NextImg:Without an Electoral College, We’re Doomed

A cynical and impossible scheme — suits pressed while you wait!

Doubtless there are worse ideas than ditching the Electoral College in favor of electing American Presidents by popular vote. But it would take a while to think of one.

Our Jacob Grandstaff has correctly pointed out that this cynical scheme would be a direct attack on federalism, and an enormous shift of political power from the states to the federals. It would make smaller states like Idaho, Wyoming, and North Dakota simply bystanders in our national political life. Presidential elections for them would be just another spectator sport, over which they would have no more say than over the prices quoted on Antiques Road Show. California and New York would be the bullies in our electoral school yard.

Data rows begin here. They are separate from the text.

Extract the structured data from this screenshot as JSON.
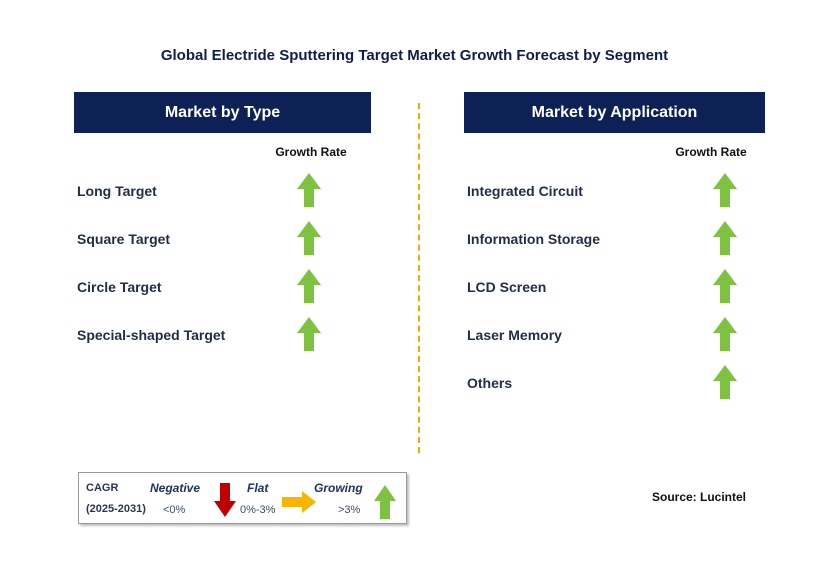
{
  "title": "Global Electride Sputtering Target Market Growth Forecast by Segment",
  "colors": {
    "header_bg": "#0d2157",
    "growing": "#7fc241",
    "negative": "#c00000",
    "flat": "#f7b500",
    "divider": "#f2a900"
  },
  "left_panel": {
    "header": "Market by Type",
    "column_header": "Growth Rate",
    "rows": [
      {
        "label": "Long Target",
        "trend": "growing"
      },
      {
        "label": "Square Target",
        "trend": "growing"
      },
      {
        "label": "Circle Target",
        "trend": "growing"
      },
      {
        "label": "Special-shaped Target",
        "trend": "growing"
      }
    ]
  },
  "right_panel": {
    "header": "Market by Application",
    "column_header": "Growth Rate",
    "rows": [
      {
        "label": "Integrated Circuit",
        "trend": "growing"
      },
      {
        "label": "Information Storage",
        "trend": "growing"
      },
      {
        "label": "LCD Screen",
        "trend": "growing"
      },
      {
        "label": "Laser Memory",
        "trend": "growing"
      },
      {
        "label": "Others",
        "trend": "growing"
      }
    ]
  },
  "legend": {
    "cagr": "CAGR",
    "period": "(2025-2031)",
    "negative_label": "Negative",
    "negative_range": "<0%",
    "flat_label": "Flat",
    "flat_range": "0%-3%",
    "growing_label": "Growing",
    "growing_range": ">3%"
  },
  "source": "Source: Lucintel",
  "chart_data": {
    "type": "table",
    "title": "Global Electride Sputtering Target Market Growth Forecast by Segment",
    "tables": [
      {
        "header": "Market by Type",
        "column": "Growth Rate",
        "rows": [
          [
            "Long Target",
            "growing"
          ],
          [
            "Square Target",
            "growing"
          ],
          [
            "Circle Target",
            "growing"
          ],
          [
            "Special-shaped Target",
            "growing"
          ]
        ]
      },
      {
        "header": "Market by Application",
        "column": "Growth Rate",
        "rows": [
          [
            "Integrated Circuit",
            "growing"
          ],
          [
            "Information Storage",
            "growing"
          ],
          [
            "LCD Screen",
            "growing"
          ],
          [
            "Laser Memory",
            "growing"
          ],
          [
            "Others",
            "growing"
          ]
        ]
      }
    ]
  }
}
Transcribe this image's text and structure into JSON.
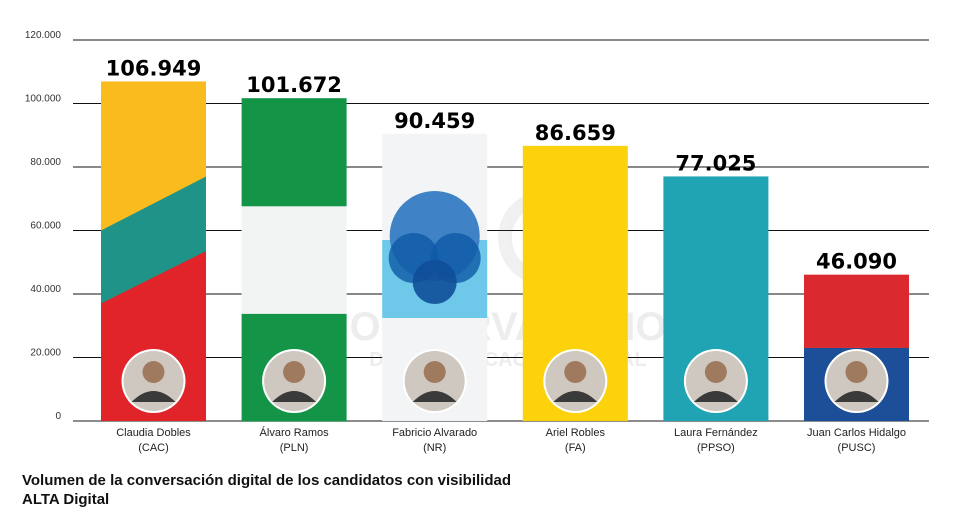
{
  "chart_data": {
    "type": "bar",
    "title": "Volumen de la conversación digital de los candidatos con visibilidad ALTA Digital",
    "ylim": [
      0,
      120000
    ],
    "yticks": [
      0,
      20000,
      40000,
      60000,
      80000,
      100000,
      120000
    ],
    "ytick_labels": [
      "0",
      "20.000",
      "40.000",
      "60.000",
      "80.000",
      "100.000",
      "120.000"
    ],
    "grid": true,
    "categories": [
      {
        "name": "Claudia Dobles",
        "party": "(CAC)"
      },
      {
        "name": "Álvaro Ramos",
        "party": "(PLN)"
      },
      {
        "name": "Fabricio Alvarado",
        "party": "(NR)"
      },
      {
        "name": "Ariel Robles",
        "party": "(FA)"
      },
      {
        "name": "Laura Fernández",
        "party": "(PPSO)"
      },
      {
        "name": "Juan Carlos Hidalgo",
        "party": "(PUSC)"
      }
    ],
    "values": [
      106949,
      101672,
      90459,
      86659,
      77025,
      46090
    ],
    "value_labels": [
      "106.949",
      "101.672",
      "90.459",
      "86.659",
      "77.025",
      "46.090"
    ],
    "bar_colors": [
      [
        "#e0242a",
        "#1f9388",
        "#f9bb1d"
      ],
      [
        "#139447",
        "#f2f3f3",
        "#139447"
      ],
      [
        "#f2f4f6"
      ],
      [
        "#fcd20c"
      ],
      [
        "#20a3b3"
      ],
      [
        "#1c4f97",
        "#da2a2f"
      ]
    ],
    "watermark": "OBSERVATORIO DE COMUNICACIÓN DIGITAL"
  }
}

Fair point, well stated. But Grandstaff does not mention, nor have I encountered anyone else mentioning, what I take to be the most important practical reason for not shifting to selecting our presidents by popular vote. That reason is that it’s impossible.

In the 2024 presidential election, more than 155 million Americanos cast ballots in more than 100,000 precincts. There’s no way to accurately count 155 million votes. No. Way. No way even if all our supervisors of elections were honest and competent. And it would take a Pollyanna of the first order to believe that they all are.

Those millions of voters cast their ballots under varying state rules and with different technologies. There will always be computer malfunctions, weather issues, disputes over voting hours and voter IDs, accusations of fraud, and any number of other reasons, legitimate and spurious, for the tsunami of lawsuits that would follow even a remotely close election. These controversies plague us now under the Electoral College system, but would be greatly magnified under a popular vote scheme.

The reason should be obvious. Under the Electoral Vote system, when there is a clear winner in a state, minor controversies in individual precincts are of little importance. Changing their outcomes would not change the candidate the state’s electoral votes are awarded to. But if the popular vote carried the day and the office, precincts in Mayberry, East Overshoe, Fort Lonesome, and downtown Pagosa Springs would be in play in close elections.

The lawsuits would be endless. It would be 2000-squared. In that year’s hanging chads fiasco in one county in Florida, George W. Bush ultimately won Florida, and the keys to 1600, by 537 votes. But it took numerous recounts in Florida and a ruling by the U.S. Supreme Court to decide the matter. W finished that one with 271 electoral votes, one more than necessary to win, even though Democrat Al Gore, described by some of his own supporters as a man-like creature, received more than a half million more popular votes. Democrats flew and bused in lawyers in battalion-sized units to dispute this result. Imagine how many lawyers and lawsuits would snarl a close presidential election if the vote totals in every precinct in the country could be challenged.

My interest in and fascination with presidential elections dates to November of 1960, when my Dad and I sat up half the night to see whether it would be JFK or Tricky Dick. Though Kennedy won this one with a comfortable 303 to 219 Electoral College margin, he received fewer than 113,000 more popular votes than Nixon. Under a popular-vote-takes-all system, an election this close would throw the country into chaos. There would be no reliable way knowing who the legitimate president is. The president would again have to be chosen by nine lawyers in black mumus sitting as the U.S. Supreme Court.

Cynicism about the American electoral system is already as high as I can remember it. Adopting this madcap system would act as what arson investigators call an accelerant. Cynicism and resentment would be rampant. Half the country would be certain it had been robbed. Conspiracy theories would abound, even more than they do now.

Hard to tell how much energy there is behind this very bad idea, but cooler heads should resist it. It should be smothered in its crib. If free-style disastrous ideas were an Olympic event, this one would retire the gold.